The series of pictures presented here focus on a critical revision of painting, probably the oldest medium of the visual arts. Penno creates paintings without reverting to the means and methods generally associated with painting. His conceptual strategies include calculated chance as a vehicle for visual expression: Within the frameworks of a previously established set of rules, the canvases are subjected to a number of experiments, which inscribe themselves onto the painting’s surface so that the respective processes remain transparent within the completed picture. Both chemical and physical means are used, so that the artist’s studio becomes a kind of alchemistic laboratory.

The studio – as a site of nearly infinite possibilities of choice – is the stage for these creative processes. Here, methods are tested, approaches are developed further and discarded materials are recycled to be used in new processes. Ideally, his works visualize the multi-layered process of experimentation, the various results and the selection process, as well as revisions and re-combinations.

Like the icons of Modernism – back to which many of his works refer – these processes are based exclusively on analogue procedures. Without breaking with this dictum, the artist nevertheless succeeds in allowing the methods of production and forms of reception of our digital age to flow into his works: Selected “samples” from his “databank” are edited or subjected to a “remix”, and only then brought together to create the finished works.

In this way, Penno develops works, which consciously oscillate between media and disciplines and allow the picture to become an object.

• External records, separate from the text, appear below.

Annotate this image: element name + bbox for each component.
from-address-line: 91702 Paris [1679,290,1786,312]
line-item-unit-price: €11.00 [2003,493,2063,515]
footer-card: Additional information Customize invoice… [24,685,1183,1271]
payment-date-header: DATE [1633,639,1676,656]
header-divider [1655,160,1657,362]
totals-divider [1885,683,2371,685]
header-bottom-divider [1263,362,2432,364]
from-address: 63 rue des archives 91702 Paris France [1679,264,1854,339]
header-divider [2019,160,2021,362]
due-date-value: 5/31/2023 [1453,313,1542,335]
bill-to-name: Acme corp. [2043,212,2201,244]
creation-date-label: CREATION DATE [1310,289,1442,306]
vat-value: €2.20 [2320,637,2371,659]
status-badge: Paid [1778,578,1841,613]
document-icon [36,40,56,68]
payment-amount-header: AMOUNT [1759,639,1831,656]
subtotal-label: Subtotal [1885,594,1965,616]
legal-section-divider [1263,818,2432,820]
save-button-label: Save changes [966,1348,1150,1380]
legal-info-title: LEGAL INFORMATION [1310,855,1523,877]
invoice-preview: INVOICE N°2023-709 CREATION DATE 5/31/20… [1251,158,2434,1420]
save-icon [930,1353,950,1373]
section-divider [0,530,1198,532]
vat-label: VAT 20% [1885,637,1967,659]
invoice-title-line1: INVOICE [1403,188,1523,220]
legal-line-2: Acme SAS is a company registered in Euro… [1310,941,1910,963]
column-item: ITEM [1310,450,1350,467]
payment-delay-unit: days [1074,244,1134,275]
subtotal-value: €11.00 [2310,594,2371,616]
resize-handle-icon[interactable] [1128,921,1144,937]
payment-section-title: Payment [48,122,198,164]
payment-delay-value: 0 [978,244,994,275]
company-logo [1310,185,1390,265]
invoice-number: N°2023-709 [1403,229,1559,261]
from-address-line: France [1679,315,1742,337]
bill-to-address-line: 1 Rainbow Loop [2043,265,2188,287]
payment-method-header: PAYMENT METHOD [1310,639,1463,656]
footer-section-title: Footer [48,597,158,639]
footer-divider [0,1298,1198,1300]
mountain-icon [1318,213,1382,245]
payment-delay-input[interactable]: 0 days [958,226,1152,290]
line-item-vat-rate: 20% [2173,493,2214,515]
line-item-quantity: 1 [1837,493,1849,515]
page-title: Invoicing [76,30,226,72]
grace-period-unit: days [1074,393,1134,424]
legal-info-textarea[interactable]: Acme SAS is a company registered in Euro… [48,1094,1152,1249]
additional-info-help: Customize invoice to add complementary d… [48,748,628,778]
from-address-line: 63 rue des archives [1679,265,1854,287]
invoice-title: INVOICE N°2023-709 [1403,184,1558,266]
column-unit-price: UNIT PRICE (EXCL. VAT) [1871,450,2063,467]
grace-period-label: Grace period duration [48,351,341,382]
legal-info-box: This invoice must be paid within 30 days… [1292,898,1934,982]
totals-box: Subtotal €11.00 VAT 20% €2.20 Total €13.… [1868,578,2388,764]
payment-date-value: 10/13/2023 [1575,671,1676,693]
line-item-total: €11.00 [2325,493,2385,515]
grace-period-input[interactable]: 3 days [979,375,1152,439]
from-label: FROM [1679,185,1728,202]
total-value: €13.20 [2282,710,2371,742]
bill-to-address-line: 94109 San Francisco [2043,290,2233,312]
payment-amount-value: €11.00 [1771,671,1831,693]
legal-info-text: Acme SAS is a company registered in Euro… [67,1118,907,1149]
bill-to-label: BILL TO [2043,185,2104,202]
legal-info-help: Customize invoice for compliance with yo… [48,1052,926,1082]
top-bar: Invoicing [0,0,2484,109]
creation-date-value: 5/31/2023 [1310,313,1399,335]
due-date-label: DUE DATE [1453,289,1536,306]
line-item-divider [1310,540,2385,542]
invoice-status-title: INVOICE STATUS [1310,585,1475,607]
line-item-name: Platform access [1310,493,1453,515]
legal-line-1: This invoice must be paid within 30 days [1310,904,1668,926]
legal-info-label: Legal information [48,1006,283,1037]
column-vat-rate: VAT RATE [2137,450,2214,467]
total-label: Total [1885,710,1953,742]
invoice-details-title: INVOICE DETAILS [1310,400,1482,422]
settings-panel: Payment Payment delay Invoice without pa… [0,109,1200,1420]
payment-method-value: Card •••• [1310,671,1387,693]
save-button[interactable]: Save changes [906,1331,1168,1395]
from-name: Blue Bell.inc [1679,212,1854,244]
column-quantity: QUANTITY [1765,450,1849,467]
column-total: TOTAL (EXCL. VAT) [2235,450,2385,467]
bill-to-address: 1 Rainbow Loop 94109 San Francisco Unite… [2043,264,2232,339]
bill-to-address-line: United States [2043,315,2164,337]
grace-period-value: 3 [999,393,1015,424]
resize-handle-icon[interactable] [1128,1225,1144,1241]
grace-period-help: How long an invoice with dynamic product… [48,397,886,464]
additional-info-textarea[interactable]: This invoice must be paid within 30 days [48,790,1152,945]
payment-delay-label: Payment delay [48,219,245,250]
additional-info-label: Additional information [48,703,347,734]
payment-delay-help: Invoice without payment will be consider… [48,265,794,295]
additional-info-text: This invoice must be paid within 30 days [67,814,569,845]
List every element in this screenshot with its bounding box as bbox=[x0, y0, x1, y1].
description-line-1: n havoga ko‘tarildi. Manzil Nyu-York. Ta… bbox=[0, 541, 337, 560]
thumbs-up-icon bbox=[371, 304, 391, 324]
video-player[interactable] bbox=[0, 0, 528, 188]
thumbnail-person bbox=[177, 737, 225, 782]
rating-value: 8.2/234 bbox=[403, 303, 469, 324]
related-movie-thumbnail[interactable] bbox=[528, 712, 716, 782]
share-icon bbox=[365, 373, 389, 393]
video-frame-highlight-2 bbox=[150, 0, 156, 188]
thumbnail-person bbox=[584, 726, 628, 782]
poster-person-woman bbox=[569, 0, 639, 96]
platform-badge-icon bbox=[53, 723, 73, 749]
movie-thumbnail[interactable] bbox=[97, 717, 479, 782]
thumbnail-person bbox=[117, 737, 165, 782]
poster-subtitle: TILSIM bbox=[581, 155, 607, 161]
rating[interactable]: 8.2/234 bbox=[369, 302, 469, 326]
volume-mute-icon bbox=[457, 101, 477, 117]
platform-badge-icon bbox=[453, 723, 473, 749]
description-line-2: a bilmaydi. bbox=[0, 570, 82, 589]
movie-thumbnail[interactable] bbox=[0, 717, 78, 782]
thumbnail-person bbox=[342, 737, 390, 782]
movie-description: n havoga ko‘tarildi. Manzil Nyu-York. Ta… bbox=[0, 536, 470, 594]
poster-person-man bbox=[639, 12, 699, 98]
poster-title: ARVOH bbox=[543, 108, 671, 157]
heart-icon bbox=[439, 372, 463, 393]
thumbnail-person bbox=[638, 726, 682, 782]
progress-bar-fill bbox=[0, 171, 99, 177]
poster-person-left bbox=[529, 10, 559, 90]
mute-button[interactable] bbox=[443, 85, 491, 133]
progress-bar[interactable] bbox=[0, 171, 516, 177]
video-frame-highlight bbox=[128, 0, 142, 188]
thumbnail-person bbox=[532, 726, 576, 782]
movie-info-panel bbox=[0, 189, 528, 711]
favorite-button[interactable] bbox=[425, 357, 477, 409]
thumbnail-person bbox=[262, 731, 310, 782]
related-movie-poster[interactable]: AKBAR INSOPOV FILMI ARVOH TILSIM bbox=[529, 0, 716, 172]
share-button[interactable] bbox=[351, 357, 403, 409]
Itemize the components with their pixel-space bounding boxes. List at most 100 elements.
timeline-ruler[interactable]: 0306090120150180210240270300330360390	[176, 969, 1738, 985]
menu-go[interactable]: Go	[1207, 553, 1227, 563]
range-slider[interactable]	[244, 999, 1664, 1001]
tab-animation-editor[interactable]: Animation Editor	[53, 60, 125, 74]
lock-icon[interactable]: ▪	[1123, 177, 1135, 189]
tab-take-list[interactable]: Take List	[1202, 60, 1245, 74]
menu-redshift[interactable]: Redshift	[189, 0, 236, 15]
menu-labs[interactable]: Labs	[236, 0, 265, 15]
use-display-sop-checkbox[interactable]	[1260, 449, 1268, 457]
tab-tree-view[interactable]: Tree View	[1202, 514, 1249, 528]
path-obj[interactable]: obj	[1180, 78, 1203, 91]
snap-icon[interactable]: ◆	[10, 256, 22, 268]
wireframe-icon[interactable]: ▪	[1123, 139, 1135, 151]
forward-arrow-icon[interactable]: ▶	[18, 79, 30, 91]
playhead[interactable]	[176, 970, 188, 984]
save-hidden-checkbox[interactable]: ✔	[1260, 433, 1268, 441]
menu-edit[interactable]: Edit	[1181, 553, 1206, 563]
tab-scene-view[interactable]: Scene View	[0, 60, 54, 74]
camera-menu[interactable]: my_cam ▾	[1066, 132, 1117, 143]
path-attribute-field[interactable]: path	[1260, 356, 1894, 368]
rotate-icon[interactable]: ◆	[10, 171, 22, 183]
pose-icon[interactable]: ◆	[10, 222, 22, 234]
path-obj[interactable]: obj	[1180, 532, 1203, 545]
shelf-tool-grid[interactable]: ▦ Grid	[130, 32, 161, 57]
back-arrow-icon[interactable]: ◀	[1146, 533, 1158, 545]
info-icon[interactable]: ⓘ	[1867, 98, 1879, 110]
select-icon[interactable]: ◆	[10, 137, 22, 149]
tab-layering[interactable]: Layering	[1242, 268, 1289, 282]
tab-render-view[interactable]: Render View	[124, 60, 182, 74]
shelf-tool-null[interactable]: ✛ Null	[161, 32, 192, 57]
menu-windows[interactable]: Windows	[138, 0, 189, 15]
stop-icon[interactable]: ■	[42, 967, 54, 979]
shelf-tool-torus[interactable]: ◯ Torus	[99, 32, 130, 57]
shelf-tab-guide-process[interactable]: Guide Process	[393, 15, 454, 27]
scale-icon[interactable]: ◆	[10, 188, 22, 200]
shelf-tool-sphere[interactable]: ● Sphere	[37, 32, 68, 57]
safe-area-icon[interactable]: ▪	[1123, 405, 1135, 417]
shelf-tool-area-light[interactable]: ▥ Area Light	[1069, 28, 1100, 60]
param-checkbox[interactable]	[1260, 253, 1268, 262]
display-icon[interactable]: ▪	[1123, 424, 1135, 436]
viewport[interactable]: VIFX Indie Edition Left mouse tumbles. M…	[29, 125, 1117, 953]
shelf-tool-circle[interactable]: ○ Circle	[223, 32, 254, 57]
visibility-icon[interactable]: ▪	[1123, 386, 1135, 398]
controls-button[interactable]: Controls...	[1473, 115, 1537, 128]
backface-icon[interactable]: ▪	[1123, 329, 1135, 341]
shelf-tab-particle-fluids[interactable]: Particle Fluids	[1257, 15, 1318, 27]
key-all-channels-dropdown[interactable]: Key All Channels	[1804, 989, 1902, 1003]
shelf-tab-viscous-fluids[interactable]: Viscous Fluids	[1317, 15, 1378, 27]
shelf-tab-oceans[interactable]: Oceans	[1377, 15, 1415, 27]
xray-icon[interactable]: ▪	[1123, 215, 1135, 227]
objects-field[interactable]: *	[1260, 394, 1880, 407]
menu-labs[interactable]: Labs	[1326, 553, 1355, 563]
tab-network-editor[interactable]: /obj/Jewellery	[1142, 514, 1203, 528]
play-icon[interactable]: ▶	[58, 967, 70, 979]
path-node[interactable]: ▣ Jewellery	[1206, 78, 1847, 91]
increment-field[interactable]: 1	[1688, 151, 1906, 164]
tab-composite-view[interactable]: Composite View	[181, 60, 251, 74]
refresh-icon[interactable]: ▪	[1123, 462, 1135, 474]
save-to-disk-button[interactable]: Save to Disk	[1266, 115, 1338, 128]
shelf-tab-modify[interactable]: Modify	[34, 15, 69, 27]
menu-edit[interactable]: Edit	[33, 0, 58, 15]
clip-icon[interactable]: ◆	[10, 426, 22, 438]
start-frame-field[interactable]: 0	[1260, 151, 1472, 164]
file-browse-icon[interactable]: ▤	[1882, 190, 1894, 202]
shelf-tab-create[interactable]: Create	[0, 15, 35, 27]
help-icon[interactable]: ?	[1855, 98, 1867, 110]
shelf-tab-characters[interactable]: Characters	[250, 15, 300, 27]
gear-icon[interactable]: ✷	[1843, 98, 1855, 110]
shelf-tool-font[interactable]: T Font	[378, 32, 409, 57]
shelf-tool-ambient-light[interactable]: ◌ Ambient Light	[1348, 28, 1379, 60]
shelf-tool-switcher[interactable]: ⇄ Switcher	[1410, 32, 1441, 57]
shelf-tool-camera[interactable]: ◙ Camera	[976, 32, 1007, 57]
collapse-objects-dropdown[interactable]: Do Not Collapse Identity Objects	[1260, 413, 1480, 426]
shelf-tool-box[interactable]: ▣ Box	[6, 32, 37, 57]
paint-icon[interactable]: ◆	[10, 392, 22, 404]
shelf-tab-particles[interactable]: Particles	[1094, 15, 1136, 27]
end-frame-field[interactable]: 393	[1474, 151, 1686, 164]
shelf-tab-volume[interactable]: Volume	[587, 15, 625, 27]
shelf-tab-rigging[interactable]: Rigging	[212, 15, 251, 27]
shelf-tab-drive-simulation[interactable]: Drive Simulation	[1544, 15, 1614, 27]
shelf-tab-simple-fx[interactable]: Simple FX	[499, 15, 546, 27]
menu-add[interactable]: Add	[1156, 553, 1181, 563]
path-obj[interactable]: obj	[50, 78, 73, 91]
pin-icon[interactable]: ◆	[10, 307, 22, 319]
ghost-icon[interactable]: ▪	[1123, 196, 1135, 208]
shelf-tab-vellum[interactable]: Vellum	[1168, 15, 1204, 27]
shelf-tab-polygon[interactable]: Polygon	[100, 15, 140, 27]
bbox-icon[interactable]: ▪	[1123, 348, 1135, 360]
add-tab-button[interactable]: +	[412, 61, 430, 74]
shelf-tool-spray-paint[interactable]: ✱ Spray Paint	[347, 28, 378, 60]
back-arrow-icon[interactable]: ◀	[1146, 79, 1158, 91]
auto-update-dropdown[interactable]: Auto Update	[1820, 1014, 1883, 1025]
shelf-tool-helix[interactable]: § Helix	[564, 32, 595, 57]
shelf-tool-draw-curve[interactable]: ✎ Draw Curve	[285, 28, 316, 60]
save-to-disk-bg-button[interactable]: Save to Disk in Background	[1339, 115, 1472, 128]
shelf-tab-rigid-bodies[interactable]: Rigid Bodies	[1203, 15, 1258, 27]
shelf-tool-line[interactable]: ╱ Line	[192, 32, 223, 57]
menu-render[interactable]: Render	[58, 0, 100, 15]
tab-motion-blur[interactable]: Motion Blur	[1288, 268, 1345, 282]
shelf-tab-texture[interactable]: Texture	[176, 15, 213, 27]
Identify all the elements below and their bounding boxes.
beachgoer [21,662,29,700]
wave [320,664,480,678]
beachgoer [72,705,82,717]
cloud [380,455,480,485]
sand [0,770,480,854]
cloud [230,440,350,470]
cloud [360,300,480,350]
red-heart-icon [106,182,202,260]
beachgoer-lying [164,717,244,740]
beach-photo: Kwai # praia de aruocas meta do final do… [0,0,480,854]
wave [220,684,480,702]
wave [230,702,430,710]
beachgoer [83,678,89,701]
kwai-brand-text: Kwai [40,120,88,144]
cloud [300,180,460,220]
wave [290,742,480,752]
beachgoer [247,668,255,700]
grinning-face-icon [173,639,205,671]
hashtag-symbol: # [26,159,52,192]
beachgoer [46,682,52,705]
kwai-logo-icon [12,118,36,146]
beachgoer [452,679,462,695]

It is precisely this “in between” state that interests the artist. It is revealed in his handling of strips of canvas sewn together as a so-called “picture forming” material, as well as in his play with what appears to be brushwork and, on closer inspection, actually consists of a pure printing raster, or in his bleaching out of already existing colour from the pre-dyed cotton fabric. With “LIMBO”, the artist has chosen a title, which evokes associations ranging from a physically tangible feat of strength to ecstatic frenzy and laconic self-irony.

He provides numerous references, approaches and possible connections – yet every time we feel certain that we have seen through his strategy, he takes this purported certainty to the extreme. Is it indeed still painting, or is it already sculpture? Why does the Bleach Painting evoke such vibrant associations to photography? One glance opens a view onto a nearly tangible illusion of spatiality. The next one leads to the indefinable realm of abstraction. But what is in fact abstract?